PatternRunner dynamically loads each pattern’s two files at runtime:

runner = PatternRunner("p01_service_credential")
await runner.start()
await runner.run_as("alice", "What are my expenses?")

It imports the pattern’s auth_handler and get_identity functions, then injects them into the MCP server and FastAPI service factories. No central registry. No plugin manager. Just dynamic import and dependency injection.

Why isolation over abstraction

In production you’d have a single flexible auth layer that supports multiple strategies. I deliberately didn’t do that here. Each pattern has its own auth code on both the MCP side and the service side, so you can read exactly what happens at each boundary without tracing through abstractions.

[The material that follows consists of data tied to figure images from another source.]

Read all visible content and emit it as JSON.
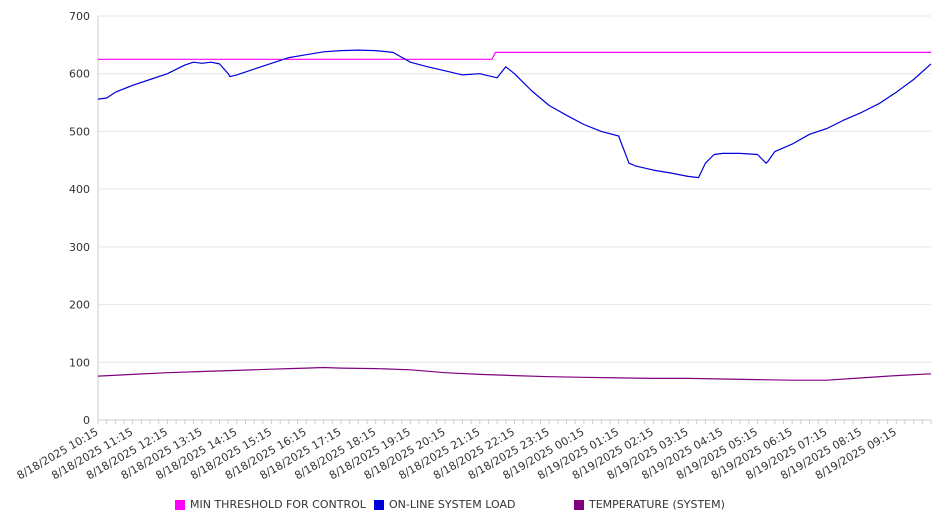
{
  "chart_data": {
    "type": "line",
    "title": "",
    "xlabel": "",
    "ylabel": "",
    "ylim": [
      0,
      700
    ],
    "yticks": [
      0,
      100,
      200,
      300,
      400,
      500,
      600,
      700
    ],
    "grid": true,
    "legend_position": "bottom",
    "x_tick_labels": [
      "8/18/2025 10:15",
      "8/18/2025 11:15",
      "8/18/2025 12:15",
      "8/18/2025 13:15",
      "8/18/2025 14:15",
      "8/18/2025 15:15",
      "8/18/2025 16:15",
      "8/18/2025 17:15",
      "8/18/2025 18:15",
      "8/18/2025 19:15",
      "8/18/2025 20:15",
      "8/18/2025 21:15",
      "8/18/2025 22:15",
      "8/18/2025 23:15",
      "8/19/2025 00:15",
      "8/19/2025 01:15",
      "8/19/2025 02:15",
      "8/19/2025 03:15",
      "8/19/2025 04:15",
      "8/19/2025 05:15",
      "8/19/2025 06:15",
      "8/19/2025 07:15",
      "8/19/2025 08:15",
      "8/19/2025 09:15"
    ],
    "x_range_hours": [
      0,
      24.0
    ],
    "series": [
      {
        "name": "MIN THRESHOLD FOR CONTROL",
        "color": "#ff00ff",
        "x": [
          0,
          11.35,
          11.45,
          24.0
        ],
        "values": [
          625,
          625,
          637,
          637
        ]
      },
      {
        "name": "ON-LINE SYSTEM LOAD",
        "color": "#0000dd",
        "x": [
          0,
          0.25,
          0.5,
          1.0,
          1.5,
          2.0,
          2.5,
          2.75,
          3.0,
          3.25,
          3.5,
          3.75,
          3.8,
          4.0,
          4.5,
          5.0,
          5.5,
          6.0,
          6.5,
          7.0,
          7.5,
          8.0,
          8.5,
          9.0,
          9.5,
          10.0,
          10.5,
          11.0,
          11.5,
          11.75,
          12.0,
          12.25,
          12.5,
          13.0,
          13.5,
          14.0,
          14.5,
          15.0,
          15.3,
          15.5,
          16.0,
          16.5,
          17.0,
          17.3,
          17.5,
          17.75,
          18.0,
          18.5,
          19.0,
          19.25,
          19.3,
          19.5,
          20.0,
          20.5,
          21.0,
          21.5,
          22.0,
          22.5,
          23.0,
          23.5,
          24.0
        ],
        "values": [
          556,
          558,
          568,
          580,
          590,
          600,
          615,
          620,
          618,
          620,
          617,
          600,
          595,
          598,
          608,
          618,
          628,
          633,
          638,
          640,
          641,
          640,
          637,
          620,
          612,
          605,
          598,
          600,
          593,
          612,
          600,
          585,
          570,
          545,
          528,
          512,
          500,
          492,
          445,
          440,
          433,
          428,
          422,
          420,
          445,
          460,
          462,
          462,
          460,
          445,
          448,
          465,
          478,
          495,
          505,
          520,
          533,
          548,
          568,
          590,
          617
        ]
      },
      {
        "name": "TEMPERATURE (SYSTEM)",
        "color": "#800080",
        "x": [
          0,
          1.0,
          2.0,
          3.0,
          4.0,
          5.0,
          5.5,
          6.0,
          6.5,
          7.0,
          8.0,
          9.0,
          10.0,
          11.0,
          12.0,
          13.0,
          14.0,
          15.0,
          16.0,
          17.0,
          18.0,
          19.0,
          20.0,
          21.0,
          22.0,
          23.0,
          24.0
        ],
        "values": [
          76,
          79,
          82,
          84,
          86,
          88,
          89,
          90,
          91,
          90,
          89,
          87,
          82,
          79,
          77,
          75,
          74,
          73,
          72,
          72,
          71,
          70,
          69,
          69,
          73,
          77,
          80
        ]
      }
    ]
  }
}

The call flow for every pattern is the same:

Agent → MCP Server → auth_handler.prepare_request() → FastAPI Service → get_identity() → filter/authorize → respond

Pattern 1’s prepare_request adds X-API-Key: shared_secret. Pattern 7’s is identical to pattern 5 (just forwards the JWT), because all the complexity moved to the service side where OPA evaluates relationship-based policies against JWT claims. You can see exactly where the auth boundary shifted by diffing two files.

What the service sees

Each notebook ends by printing what the service actually received. In pattern 1, the service sees Identity(method="api_key", user_id=None) — it knows a valid API key was used, but has no idea who the user is. By pattern 7, it sees Identity(method="jwt", user_id="alice", claims={role: "employee", department: "engineering", reports_to: "bob"}) and can enforce per-resource policies: Alice can read her own expenses, Bob can approve expenses for his reports, Dave can only read platform-wide documents.

Tech stack

Keycloak: IdP for user auth, role assignment, and token issuance. Runs in Docker with pre-configured realms, clients, and users.
OPA: policy engine for fine-grained authz decisions. Policies in Rego, evaluating JWT claims against resource permissions.
FastAPI: the tool services the agent calls. Each endpoint validates tokens and enforces the pattern’s auth strategy.
Docker Compose: orchestrates everything (Keycloak, OPA, services) so the full stack comes up with one command.
OpenAI: LLM for the agent’s reasoning and tool-calling.
Jupyter: each pattern is a notebook with inline explanations, runnable cells, and output comparisons.

Everything runs locally. No cloud accounts needed. You just need an OpenAI API key.

Getting started

git clone https://github.com/The-CarL/exploring-agent-auth.git
cd exploring-agent-auth

# Start the infrastructure
docker compose up -d

# Install Python dependencies
uv sync

# Verify everything is running
jupyter lab
# Open and run notebook 00-verify-setup.ipynb

Once the setup notebook passes, work through 01 through 08 in order. Each one builds on the previous pattern.

What’s next

Writing a companion blog post for carloperottino.com covering the design decisions behind each pattern.

The repo will also get new patterns over time: RAG with auth context, multi-agent delegation chains, and hardware-bound credentials.